Ao longo desta semana, em alusão ao Dia Internacional da Mulher, confira histórias de mulheres inspiradoras. Hoje, Mara Meiry Tavares homenageia sua avó Benvinda.

“Este mês comemoramos no dia 08, o Dia Internacional da Mulhere. Durante todo o mês podemos acompanhar várias homenagens e histórias com mulheres que nos antecederam na história e abriram o caminho para que pudéssemos ainda hoje seguir nossa árdua luta diária. 

Todas as mulheres têm uma história de luta e superação para contar, mas nem todas são contadas, mas nem por isso são menos guerreiras e importantes. 

Hoje passo por aqui para contar uma das histórias de uma guerreira que conheci e mais ainda, que fez parte da minha vida.
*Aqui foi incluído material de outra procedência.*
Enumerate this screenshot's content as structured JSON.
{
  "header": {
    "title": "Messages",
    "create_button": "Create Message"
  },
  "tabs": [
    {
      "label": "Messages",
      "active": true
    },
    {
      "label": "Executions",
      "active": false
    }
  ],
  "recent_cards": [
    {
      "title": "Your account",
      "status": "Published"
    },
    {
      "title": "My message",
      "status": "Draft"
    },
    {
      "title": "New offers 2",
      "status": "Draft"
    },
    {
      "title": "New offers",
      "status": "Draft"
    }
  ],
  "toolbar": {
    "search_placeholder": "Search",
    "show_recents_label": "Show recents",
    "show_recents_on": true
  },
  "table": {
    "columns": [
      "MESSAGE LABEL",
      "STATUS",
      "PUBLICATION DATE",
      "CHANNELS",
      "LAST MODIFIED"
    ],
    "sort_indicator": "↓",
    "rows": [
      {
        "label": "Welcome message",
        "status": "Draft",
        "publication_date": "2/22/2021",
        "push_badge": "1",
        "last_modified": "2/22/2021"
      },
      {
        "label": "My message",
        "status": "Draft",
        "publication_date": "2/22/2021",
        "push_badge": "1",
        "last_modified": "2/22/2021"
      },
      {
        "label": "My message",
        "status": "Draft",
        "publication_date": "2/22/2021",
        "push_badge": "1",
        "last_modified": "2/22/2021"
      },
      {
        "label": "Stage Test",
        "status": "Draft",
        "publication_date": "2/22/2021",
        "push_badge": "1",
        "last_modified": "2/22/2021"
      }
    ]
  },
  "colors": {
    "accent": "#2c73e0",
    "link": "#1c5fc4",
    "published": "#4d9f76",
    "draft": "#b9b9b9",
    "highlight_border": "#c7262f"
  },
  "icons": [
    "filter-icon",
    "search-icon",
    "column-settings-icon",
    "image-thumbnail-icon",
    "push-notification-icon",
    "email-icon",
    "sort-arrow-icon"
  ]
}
Minha avó de nome Benvinda!!

Nascida na roça no interior de Minas Gerais numa família de oito irmãos, aos 6 de agosto de 1913. Como todas as meninas daquela época, teve uma vida de muitas dificuldades no campo onde as filhas, além de toda a lida doméstica com os afazeres da casa e de cuidar dos irmãos mais novos, ainda tinham que ajudar na lavoura.

Casou-se aos 13 anos, com um filho de um amigo da família dos pais. Os casamentos daquele tempo eram ‘combinados’, por isso ela só o tinha visto de longe e muito poucas vezes, mas aquele que seria seu companheiro por quase 80 anos.
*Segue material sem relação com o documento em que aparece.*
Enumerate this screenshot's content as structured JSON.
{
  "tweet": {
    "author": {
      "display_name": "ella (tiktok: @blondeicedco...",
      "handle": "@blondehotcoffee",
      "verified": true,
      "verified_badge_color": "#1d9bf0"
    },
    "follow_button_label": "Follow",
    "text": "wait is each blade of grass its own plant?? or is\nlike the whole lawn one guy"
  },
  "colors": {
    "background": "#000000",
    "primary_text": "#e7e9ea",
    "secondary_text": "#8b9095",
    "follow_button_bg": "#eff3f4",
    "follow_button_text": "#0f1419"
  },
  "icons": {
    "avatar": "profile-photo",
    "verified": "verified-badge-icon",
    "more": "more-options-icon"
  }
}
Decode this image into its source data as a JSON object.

Tiveram oito filhos. Uma menina morreu ainda criança, um menino ainda jovem e meu pai com 36 anos!

Vida que segue, essa brava e guerreira senhora com menos de 1,50m de altura (vovô tinha 1,90m) superou  todos os obstáculos. Sempre com um sorriso no rosto, mas era manhosa também. Uma cozinheira de mão cheia. Qualquer um que chegasse na casa da fazenda que eu conheci, era sempre recebido com doces e quitandas deliciosas acompanhados de um bom café.   
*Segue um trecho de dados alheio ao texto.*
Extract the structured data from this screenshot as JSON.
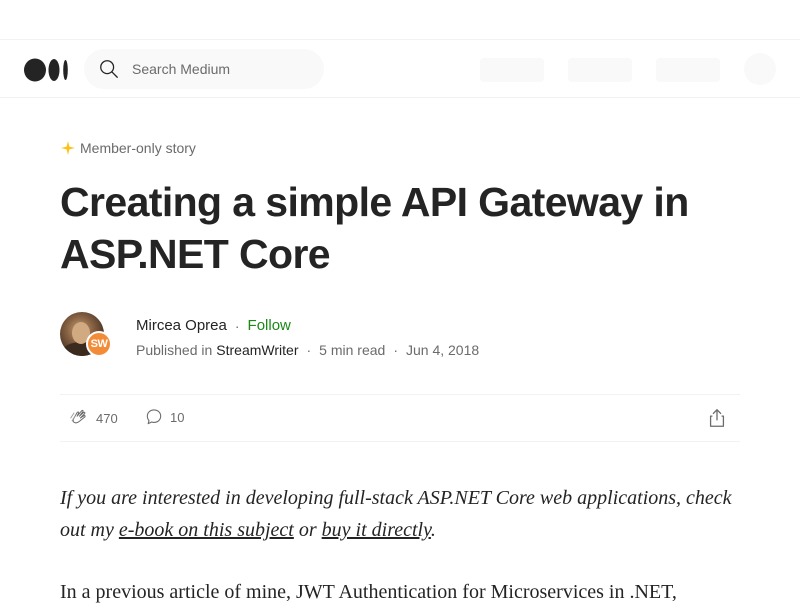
{
  "search": {
    "placeholder": "Search Medium"
  },
  "article": {
    "badge": "Member-only story",
    "title": "Creating a simple API Gateway in ASP.NET Core",
    "author": {
      "name": "Mircea Oprea",
      "follow": "Follow",
      "published_in_label": "Published in",
      "publication": "StreamWriter",
      "publication_badge": "SW",
      "read_time": "5 min read",
      "date": "Jun 4, 2018"
    },
    "actions": {
      "claps": "470",
      "responses": "10"
    },
    "intro": {
      "part1": "If you are interested in developing full-stack ASP.NET Core web applications, check out my ",
      "link1": "e-book on this subject",
      "part2": " or ",
      "link2": "buy it directly",
      "part3": "."
    },
    "paragraph2": "In a previous article of mine, JWT Authentication for Microservices in .NET,"
  },
  "colors": {
    "accent_follow": "#1a8917",
    "member_star": "#ffc017",
    "publication_badge": "#f28c38"
  }
}
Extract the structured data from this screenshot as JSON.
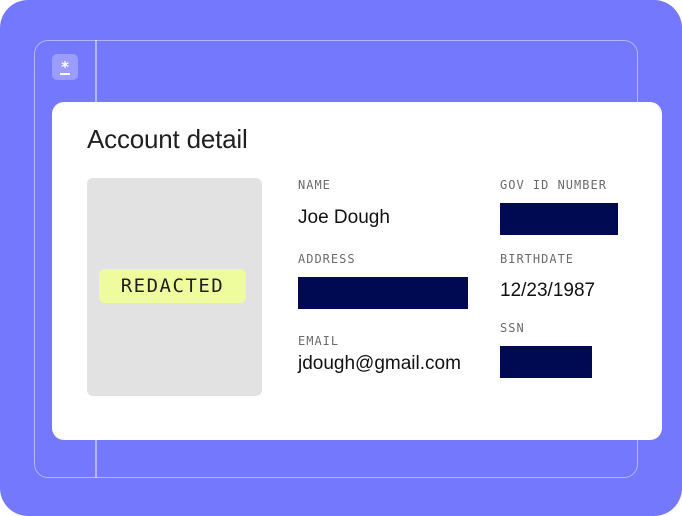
{
  "app": {
    "icon_name": "asterisk-icon",
    "icon_glyph": "*"
  },
  "card": {
    "title": "Account detail",
    "photo": {
      "badge_text": "REDACTED",
      "badge_color": "#eefc9e",
      "placeholder_color": "#e2e2e2"
    },
    "fields": {
      "name": {
        "label": "NAME",
        "value": "Joe Dough"
      },
      "address": {
        "label": "ADDRESS",
        "redacted": true
      },
      "email": {
        "label": "EMAIL",
        "value": "jdough@gmail.com"
      },
      "gov_id": {
        "label": "GOV ID NUMBER",
        "redacted": true
      },
      "birthdate": {
        "label": "BIRTHDATE",
        "value": "12/23/1987"
      },
      "ssn": {
        "label": "SSN",
        "redacted": true
      }
    }
  },
  "colors": {
    "background": "#7478fc",
    "card": "#ffffff",
    "redaction": "#000a52"
  }
}
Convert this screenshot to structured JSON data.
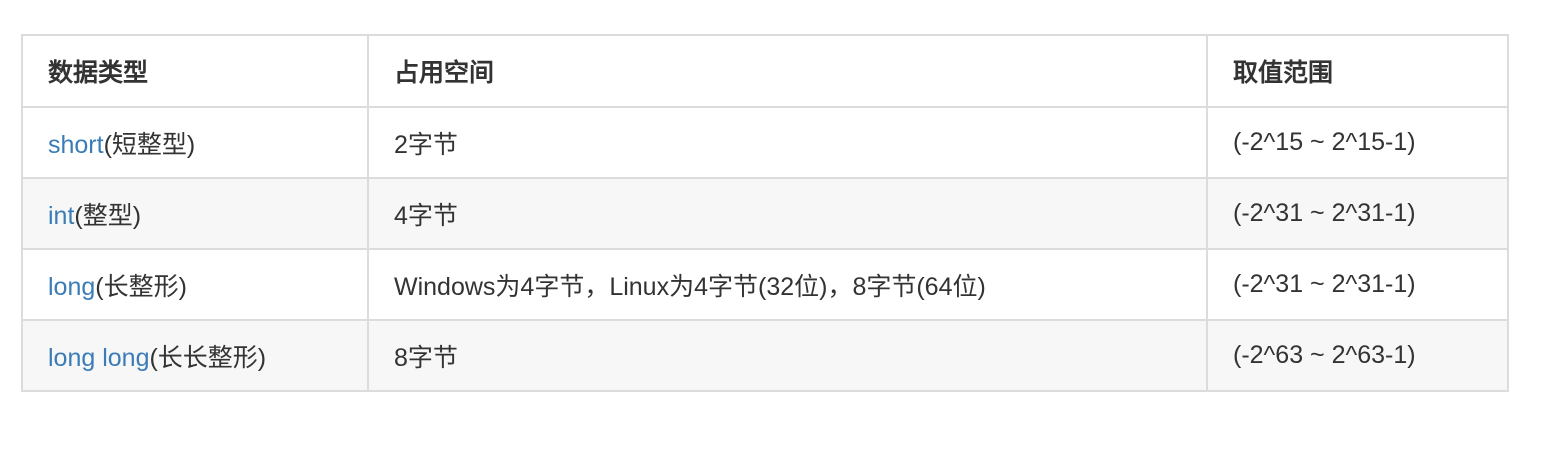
{
  "table": {
    "headers": [
      "数据类型",
      "占用空间",
      "取值范围"
    ],
    "rows": [
      {
        "type_kw": "short",
        "type_note": "(短整型)",
        "size": "2字节",
        "range": "(-2^15 ~ 2^15-1)"
      },
      {
        "type_kw": "int",
        "type_note": "(整型)",
        "size": "4字节",
        "range": "(-2^31 ~ 2^31-1)"
      },
      {
        "type_kw": "long",
        "type_note": "(长整形)",
        "size": "Windows为4字节，Linux为4字节(32位)，8字节(64位)",
        "range": "(-2^31 ~ 2^31-1)"
      },
      {
        "type_kw": "long long",
        "type_note": "(长长整形)",
        "size": "8字节",
        "range": "(-2^63 ~ 2^63-1)"
      }
    ]
  },
  "colors": {
    "keyword": "#3a7cb8",
    "text": "#333333",
    "border": "#dcdcdc",
    "stripe": "#f7f7f7"
  }
}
Mas a maior lição que ela me deixou foi a sabedoria de se libertar do julgo financeiro do Sr. Anísio, meu avô, mesmo nunca tendo feito isso. 

No início do casamento, (como ainda nos tempos de hoje existe esse costume), toda a renda era administrada pelo provedor, vovô! Até porque ela era analfabeta.  Quando ela, como ainda o faz muitas mulheres, precisava de algum dinheiro para qualquer gasto pessoal, tinha que recorrer ao marido e sempre era questionada sobre a necessidade daquela despesa. Foi então que, com os recursos que tinha vivendo na roça, teve a ideia: primeiro, começou a vender ovos, depois frangos e galinhas. Com essa renda, começou a comprar porcos e bezerros. E, experta que era, toda cria dos seus animais, era dela!!! Ela negociava e guardava muito bem guardado fora do alcance de vovô. Logo tinha dinheiro até para emprestar a juros.

Era muito vaidosa e talvez tenha sido esta a motivação para tal rebeldia. Com sua renda própria sempre andou muito bem vestida apesar de morar na roça. Quando ia à cidade, corria às compras. Tinha estoque de vestidos novos para quando precisasse. Não existia feminismo, igualdade de direitos. Não tinha acesso nenhum a informação. Apenas a vontade de querer ser livre. 

Esta era Dona Benvinda! Partiu em 2006 aos 93 anos de idade. 

Esta é a lição que minha linda e pequena avó me deixou: há sempre um caminho! E todas as mulheres precisam encontrá-lo.”


Mara Meiry Tavares, presidente da ONG SobreViver e dirigente do SINA.